Savaşlar, içinden çıkılmaz sorunlar, ekonomik bunalımlar, yaşamın kıyısına tutunmaya çalışanlar ya da acılar içinde kıvranan hayatlar kaçınılmaz olarak insanoğlunun zihnini sürrealizme doğru meylediyor. Sürrealist dünyada; rüya, bilinçaltı, mantık dışı durumlar ile gerçeklik arasındaki sınırlar bulanıklaşıyor, neyin gerçek neyin hayal olduğu sorusu anlamını yitiriyor.
Belçikalı ünlü sürrealist ressam René Magritte (ğöne magrit)
Herhalde bu nedenle olsa sürrealist ressamlara karşı özel bir ilgi duyar, onların vermek istediği mesajı anlamaya çalışır, bununla kalmaz Salvador Dalí, René Magritte ve Max Ernst gibi ünlü sürrealist ressamların eserlerini bazen en ince detayına kadar gözden geçirerek zihnimde yarattıkları imgelemi sorgularım.
Hiç şüphe yok ki gerçek sandığımız dünya sürrealist bir çizgide ilerliyor. Mantık dışı ve çelişkili unsurlar iç içe gelişiyor. Sürrealizm sayesinde yaşamın bu gizemli boyutunu sanat eserleri üzerinden anlamaya çalışıyoruz.
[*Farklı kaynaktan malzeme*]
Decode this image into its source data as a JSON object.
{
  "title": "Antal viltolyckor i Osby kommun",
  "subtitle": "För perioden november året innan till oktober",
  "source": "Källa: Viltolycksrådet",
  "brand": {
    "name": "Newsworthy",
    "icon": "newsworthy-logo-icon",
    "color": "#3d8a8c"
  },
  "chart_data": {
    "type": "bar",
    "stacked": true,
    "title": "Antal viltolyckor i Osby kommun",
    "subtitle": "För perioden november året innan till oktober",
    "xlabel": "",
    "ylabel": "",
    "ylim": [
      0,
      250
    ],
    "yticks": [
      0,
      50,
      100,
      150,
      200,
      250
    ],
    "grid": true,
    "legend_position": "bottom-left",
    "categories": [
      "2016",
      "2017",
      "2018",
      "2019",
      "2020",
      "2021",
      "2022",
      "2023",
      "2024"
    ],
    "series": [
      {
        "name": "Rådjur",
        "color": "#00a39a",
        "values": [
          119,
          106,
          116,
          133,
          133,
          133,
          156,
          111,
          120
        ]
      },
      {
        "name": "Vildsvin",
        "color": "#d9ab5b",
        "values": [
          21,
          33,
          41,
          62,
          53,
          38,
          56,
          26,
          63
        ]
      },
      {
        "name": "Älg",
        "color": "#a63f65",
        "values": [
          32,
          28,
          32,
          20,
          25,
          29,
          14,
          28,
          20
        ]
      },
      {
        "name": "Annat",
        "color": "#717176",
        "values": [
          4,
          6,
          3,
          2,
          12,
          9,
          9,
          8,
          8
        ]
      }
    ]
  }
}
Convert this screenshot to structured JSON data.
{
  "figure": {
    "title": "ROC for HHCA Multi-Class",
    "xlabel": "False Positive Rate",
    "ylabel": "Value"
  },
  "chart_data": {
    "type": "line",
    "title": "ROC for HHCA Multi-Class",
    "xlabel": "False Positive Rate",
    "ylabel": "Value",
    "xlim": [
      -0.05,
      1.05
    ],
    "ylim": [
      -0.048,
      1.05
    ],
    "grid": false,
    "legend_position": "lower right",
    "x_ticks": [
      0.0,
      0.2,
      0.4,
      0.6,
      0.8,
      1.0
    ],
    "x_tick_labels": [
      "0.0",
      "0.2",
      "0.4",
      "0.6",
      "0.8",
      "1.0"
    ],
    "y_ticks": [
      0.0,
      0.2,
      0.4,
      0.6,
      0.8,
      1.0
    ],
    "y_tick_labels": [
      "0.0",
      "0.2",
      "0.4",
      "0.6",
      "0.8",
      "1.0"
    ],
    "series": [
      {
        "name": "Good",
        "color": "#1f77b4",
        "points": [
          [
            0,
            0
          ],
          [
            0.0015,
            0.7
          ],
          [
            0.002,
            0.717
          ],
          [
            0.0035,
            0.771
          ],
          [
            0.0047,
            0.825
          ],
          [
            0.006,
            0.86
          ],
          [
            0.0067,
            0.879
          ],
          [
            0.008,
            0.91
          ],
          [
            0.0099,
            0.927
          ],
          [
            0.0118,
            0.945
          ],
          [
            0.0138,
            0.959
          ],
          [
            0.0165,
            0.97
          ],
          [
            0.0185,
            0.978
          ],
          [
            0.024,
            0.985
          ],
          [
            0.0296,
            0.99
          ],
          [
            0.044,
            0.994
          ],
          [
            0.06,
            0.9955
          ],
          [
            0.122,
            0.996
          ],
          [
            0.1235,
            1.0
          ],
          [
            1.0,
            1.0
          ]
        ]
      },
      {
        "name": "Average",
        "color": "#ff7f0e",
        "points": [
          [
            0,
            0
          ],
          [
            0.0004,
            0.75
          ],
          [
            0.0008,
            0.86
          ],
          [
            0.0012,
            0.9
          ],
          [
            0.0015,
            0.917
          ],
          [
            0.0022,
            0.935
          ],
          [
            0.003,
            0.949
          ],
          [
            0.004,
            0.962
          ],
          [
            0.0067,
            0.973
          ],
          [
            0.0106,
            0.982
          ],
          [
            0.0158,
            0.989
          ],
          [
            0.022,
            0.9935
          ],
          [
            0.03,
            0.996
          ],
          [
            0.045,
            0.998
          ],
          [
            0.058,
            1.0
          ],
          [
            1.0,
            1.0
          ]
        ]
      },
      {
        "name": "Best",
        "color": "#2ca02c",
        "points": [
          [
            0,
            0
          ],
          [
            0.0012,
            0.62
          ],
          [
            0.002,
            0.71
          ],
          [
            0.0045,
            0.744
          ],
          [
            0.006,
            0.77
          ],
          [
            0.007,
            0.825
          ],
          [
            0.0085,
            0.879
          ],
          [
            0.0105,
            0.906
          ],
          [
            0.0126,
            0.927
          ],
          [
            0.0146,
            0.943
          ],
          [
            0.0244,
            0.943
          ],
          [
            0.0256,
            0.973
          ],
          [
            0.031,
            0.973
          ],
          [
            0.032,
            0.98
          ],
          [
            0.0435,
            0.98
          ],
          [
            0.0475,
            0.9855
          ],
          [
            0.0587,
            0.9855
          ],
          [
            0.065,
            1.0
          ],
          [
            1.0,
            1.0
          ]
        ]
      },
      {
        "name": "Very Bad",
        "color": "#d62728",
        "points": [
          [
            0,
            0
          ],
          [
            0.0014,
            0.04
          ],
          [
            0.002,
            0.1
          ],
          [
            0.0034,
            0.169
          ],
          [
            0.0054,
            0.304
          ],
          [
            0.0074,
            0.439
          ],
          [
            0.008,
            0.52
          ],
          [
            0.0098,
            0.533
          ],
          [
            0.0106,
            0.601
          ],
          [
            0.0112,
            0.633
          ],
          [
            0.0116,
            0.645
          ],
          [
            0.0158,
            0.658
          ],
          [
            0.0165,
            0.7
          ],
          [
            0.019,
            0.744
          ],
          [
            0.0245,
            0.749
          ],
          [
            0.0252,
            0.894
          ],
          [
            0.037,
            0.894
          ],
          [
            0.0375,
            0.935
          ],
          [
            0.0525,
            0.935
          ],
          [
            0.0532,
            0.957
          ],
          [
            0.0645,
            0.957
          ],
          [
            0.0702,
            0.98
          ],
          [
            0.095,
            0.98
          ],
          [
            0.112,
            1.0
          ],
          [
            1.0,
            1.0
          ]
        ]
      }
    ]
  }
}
René Magritte’in “L’Empire des lumières” (Işıklar imparatoru) isimli tablosunu gözden geçirirken kullanılan sürrealist imgeler hayal gücümü derinden etkiledi. Ressamın tabloda yarattığı ışık paradoksu tuhaf ve şaşırtıcı bir şekilde beni başka bir dünyaya davet etti, çocukluğumdan beri zihnimin vazgeçilmezi olan Kürt Sorunu’nu farklı bir bağlamda değerlendirmeme neden oldu.
René Magritte’in ünlü tablosu
Sürrealist resimler genellikle gerçeküstü, absürt, bazen de şok edici sahneler içerirler. Genellikle gündelik nesneleri mantıksız ya da çelişkili şekillerde bir araya getirir, görsel ve zihinsel algı arasındaki ilişkiyi sorgulamamıza neden olurlar.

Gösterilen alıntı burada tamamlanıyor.